In other words, the measure is designed to ensure that the UK remains competitive in the asset management market alongside other European jurisdictions such as Luxembourg and Ireland. The move has, not surprisingly, been strongly supported by the Investment Management Association, which represents the asset management industry in the UK. Clause 36 provides powers for the appropriate taxation for capital gains made by UK investors on assets held in such collective investment schemes, and it empowers the Treasury to define in regulations the types of scheme that will be affected.
One concern is that the structure of those schemes will not have been determined at that stage, so the clause will grant a power to define in regulations something that the Government have not yet outlined. I would be grateful for the Minister’s comments on that. The impact note states:
“This measure is expected to have a negligible impact on the Exchequer”,
but if such gains are deemed not to be chargeable under the new legislation, how much revenue will the Treasury forgo by implementing the rules? As I have mentioned, the introduction of the tax transparent fund is designed to attract business to the UK. On whom will the changes have the most impact, and can the Minister provide the Committee with any figures on that matter from the consultations that have been carried out? Has the Treasury considered the potential for abuse of the rules, and can the Minister reassure the Committee about that? What anti-avoidance measures will the rules include?
I understand that clause 215 will be considered in conjunction with clause 36. Clause 215 fulfils a consequent requirement to allow the Treasury to provide, through regulations, an exemption or relief from stamp duty or stamp duty reserve tax for transactions related to collective investment schemes. I have no queries about that.
As the hon.
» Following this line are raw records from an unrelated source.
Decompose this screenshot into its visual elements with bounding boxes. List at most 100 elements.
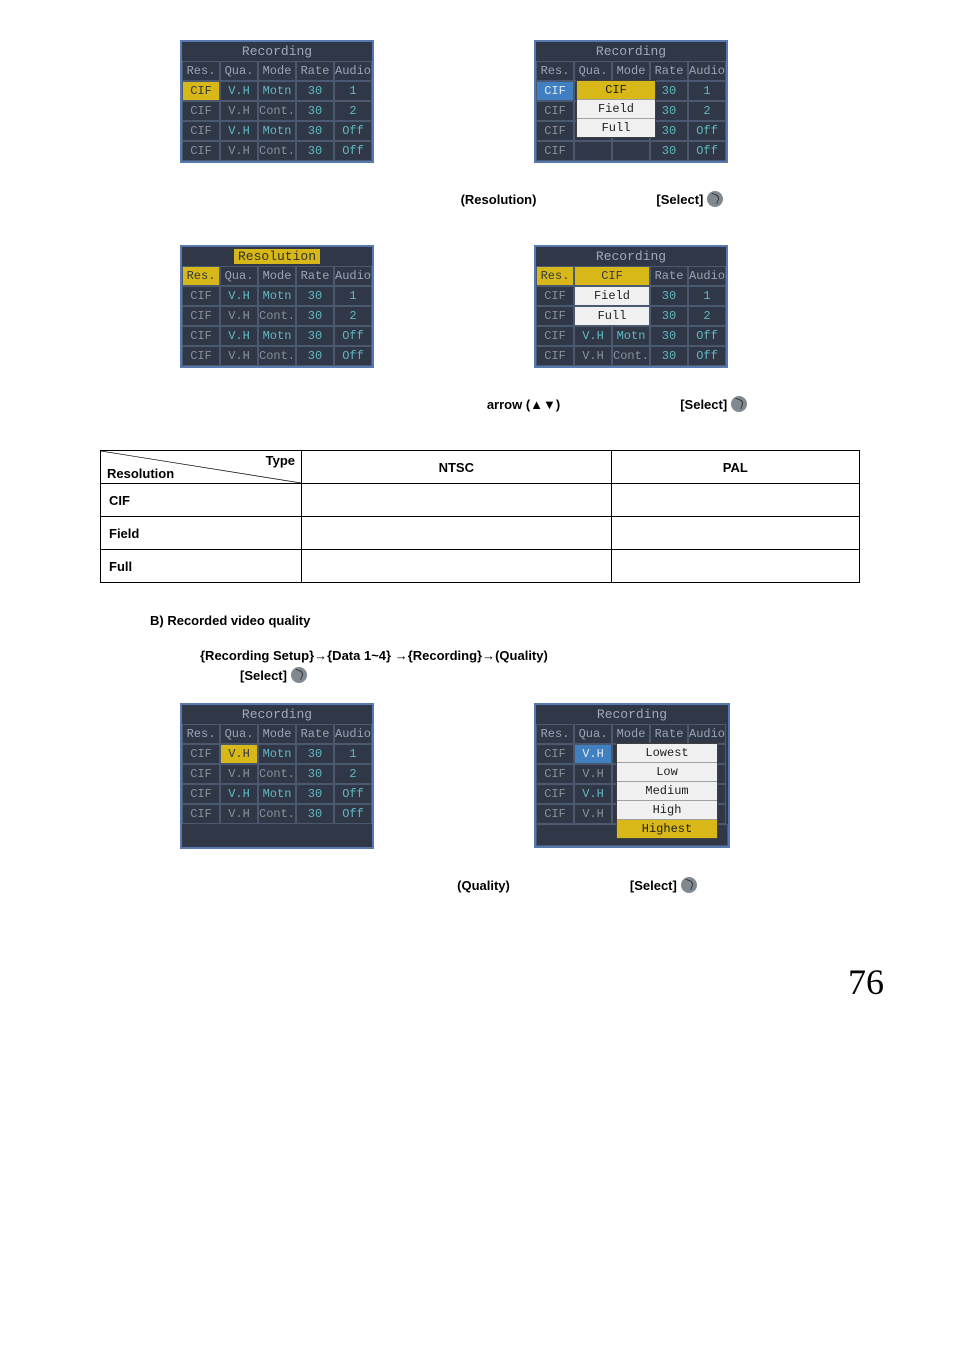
cell[interactable]: Motn: [258, 784, 296, 804]
cell[interactable]: Off: [688, 141, 726, 161]
cell[interactable]: CIF: [536, 141, 574, 161]
cell[interactable]: Off: [334, 804, 372, 824]
cell[interactable]: V.H: [220, 286, 258, 306]
table-row[interactable]: CIF V.H Motn 30 1: [182, 744, 372, 764]
cell[interactable]: CIF: [536, 101, 574, 121]
cell[interactable]: V.H: [220, 346, 258, 366]
cell[interactable]: CIF: [536, 744, 574, 764]
cell[interactable]: 30: [296, 81, 334, 101]
cell[interactable]: CIF: [182, 326, 220, 346]
cell[interactable]: CIF: [536, 784, 574, 804]
dd-item-medium[interactable]: Medium: [617, 782, 717, 801]
cell[interactable]: CIF: [536, 286, 574, 306]
cell[interactable]: 30: [650, 141, 688, 161]
cell[interactable]: Cont.: [258, 804, 296, 824]
cell[interactable]: V.H: [220, 764, 258, 784]
cell[interactable]: Cont.: [258, 346, 296, 366]
cell[interactable]: V.H: [220, 121, 258, 141]
cell[interactable]: CIF: [536, 346, 574, 366]
cell[interactable]: CIF: [182, 121, 220, 141]
cell[interactable]: CIF: [536, 121, 574, 141]
cell[interactable]: V.H: [220, 326, 258, 346]
cell[interactable]: Off: [334, 326, 372, 346]
quality-dropdown[interactable]: Lowest Low Medium High Highest: [616, 743, 718, 839]
cell[interactable]: CIF: [182, 81, 220, 101]
cell[interactable]: 2: [334, 101, 372, 121]
cell[interactable]: Off: [688, 346, 726, 366]
cell[interactable]: Off: [334, 121, 372, 141]
cell[interactable]: 30: [650, 306, 688, 326]
cell[interactable]: Cont.: [258, 141, 296, 161]
dd-item-cif[interactable]: CIF: [577, 81, 655, 100]
table-row[interactable]: CIF V.H Cont. 30 Off: [536, 346, 726, 366]
cell[interactable]: CIF: [182, 306, 220, 326]
table-row[interactable]: CIF V.H Cont. 30 Off: [182, 346, 372, 366]
cell[interactable]: 30: [296, 326, 334, 346]
cell[interactable]: 2: [688, 306, 726, 326]
cell[interactable]: [574, 141, 612, 161]
table-row[interactable]: CIF V.H Cont. 30 2: [182, 764, 372, 784]
cell[interactable]: CIF: [182, 764, 220, 784]
cell[interactable]: 30: [296, 121, 334, 141]
table-row[interactable]: CIF V.H Cont. 30 2: [182, 306, 372, 326]
table-row[interactable]: CIF Full 30 2: [536, 306, 726, 326]
dd-item-low[interactable]: Low: [617, 763, 717, 782]
cell[interactable]: V.H: [574, 346, 612, 366]
table-row[interactable]: CIF V.H Motn 30 1: [182, 81, 372, 101]
cell[interactable]: 30: [296, 141, 334, 161]
table-row[interactable]: CIF V.H Cont. 30 2: [182, 101, 372, 121]
cell[interactable]: Field: [574, 286, 650, 306]
cell[interactable]: V.H: [220, 141, 258, 161]
cell[interactable]: 30: [296, 764, 334, 784]
dd-item-highest[interactable]: Highest: [617, 820, 717, 838]
cell[interactable]: 30: [296, 346, 334, 366]
cell[interactable]: V.H: [220, 306, 258, 326]
cell[interactable]: 30: [650, 326, 688, 346]
cell[interactable]: 1: [688, 286, 726, 306]
cell[interactable]: V.H: [574, 804, 612, 824]
table-row[interactable]: CIF V.H Motn 30 Off: [182, 326, 372, 346]
cell[interactable]: Off: [334, 141, 372, 161]
cell[interactable]: 30: [296, 804, 334, 824]
cell[interactable]: CIF: [182, 141, 220, 161]
cell[interactable]: 30: [296, 101, 334, 121]
cell[interactable]: V.H: [220, 744, 258, 764]
cell[interactable]: 30: [296, 784, 334, 804]
cell[interactable]: V.H: [220, 804, 258, 824]
cell[interactable]: Cont.: [612, 346, 650, 366]
table-row[interactable]: CIF V.H Cont. 30 Off: [182, 141, 372, 161]
cell[interactable]: Cont.: [258, 101, 296, 121]
cell[interactable]: Motn: [258, 81, 296, 101]
table-row[interactable]: CIF V.H Motn 30 Off: [182, 784, 372, 804]
cell[interactable]: Cont.: [258, 764, 296, 784]
table-row[interactable]: CIF V.H Motn 30 1: [182, 286, 372, 306]
cell[interactable]: CIF: [536, 326, 574, 346]
cell[interactable]: [612, 141, 650, 161]
cell[interactable]: Off: [688, 326, 726, 346]
cell[interactable]: Motn: [258, 121, 296, 141]
cell[interactable]: CIF: [182, 784, 220, 804]
cell[interactable]: 30: [650, 346, 688, 366]
cell[interactable]: CIF: [536, 764, 574, 784]
cell[interactable]: Motn: [612, 326, 650, 346]
table-row[interactable]: CIF V.H Motn 30 Off: [182, 121, 372, 141]
cell[interactable]: CIF: [182, 744, 220, 764]
cell[interactable]: 30: [650, 286, 688, 306]
dd-item-field[interactable]: Field: [577, 100, 655, 119]
table-row[interactable]: CIF V.H Cont. 30 Off: [182, 804, 372, 824]
cell[interactable]: Off: [688, 121, 726, 141]
cell[interactable]: CIF: [536, 804, 574, 824]
dd-item-full[interactable]: Full: [577, 119, 655, 137]
cell[interactable]: 1: [334, 744, 372, 764]
table-row[interactable]: CIF 30 Off: [536, 141, 726, 161]
table-row[interactable]: CIF V.H Motn 30 Off: [536, 326, 726, 346]
cell[interactable]: V.H: [574, 744, 612, 764]
cell[interactable]: CIF: [182, 101, 220, 121]
cell[interactable]: 2: [334, 764, 372, 784]
cell[interactable]: CIF: [182, 346, 220, 366]
cell[interactable]: V.H: [220, 81, 258, 101]
cell[interactable]: 1: [334, 81, 372, 101]
cell[interactable]: CIF: [182, 804, 220, 824]
cell[interactable]: Motn: [258, 326, 296, 346]
cell[interactable]: Motn: [258, 744, 296, 764]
Lady rightly pointed out, clause 36 and clause 215 fit together, and they facilitate the launch of tax transparent funds in the UK. As she pointed out, they are important to the long-term health of the fund management industry in the UK, which is the largest asset management sector in Europe. Other jurisdictions have tax transparent funds, which are attractive to investors, and the UK fund management sector is at a disadvantage as a consequence. The Government have sought to ensure that London remains competitive as a global financial centre. We identified when we came into office that this was one area where we needed to make further progress, so we have worked closely with the fund management sector on that. The hon. Lady is right that there are still issues outstanding about the nature of some of the vehicles that could take advantage of the scheme.
There are two types of authorised tax transparent funds, both of which are contractual funds under the UCITS IV directive. One type is the co-ownership fund, which is a new type of fund structure in the UK but which is already in place and used extensively in other European member states. We are also considering the introduction of an authorised limited partnership fund, which will be based on the already well recognised unauthorised limited partnership vehicle currently used in the UK, with fully transparent income and gains. Given the availability of such funds in other domiciles, there is a commercial demand for a similar vehicle in the UK, and we anticipate that they will be available for use later this year. Once introduced, the tax transparent funds will enable UK fund managers to take advantage of the opportunities created by UCITS IV and establish master funds here in the UK.
The hon. Lady asked about the cost to the Exchequer. The tax transparent funds move the point of taxation from the funds to the investor, so it is not a case of there being no tax, but the point of taxation has been moved.
The hon. Lady also asked about the regulations, and her question reflects the uncertainty of the structure. The Treasury and the FSA have consulted widely on tax transparent funds, and they are considering the responses. The tax regulations will depend on the overall regulatory structure of the tax transparent funds, which is still being finalised in the light of the consultation. The tax regulations that provide the powers will be subject to approval by the House once the regulatory structure has been finalised.
There is a close link between the regulation and taxation of the funds. Under the previous Government, a tax regime was built up to assist the fund management industry, but the regulatory structure did not quite work for the investors, which is why we are trying to develop the regulatory structure in tandem with the FSA at the same time as developing the tax rules. We want not only a taxation structure that works for the funds, but a regulatory structure that works, too.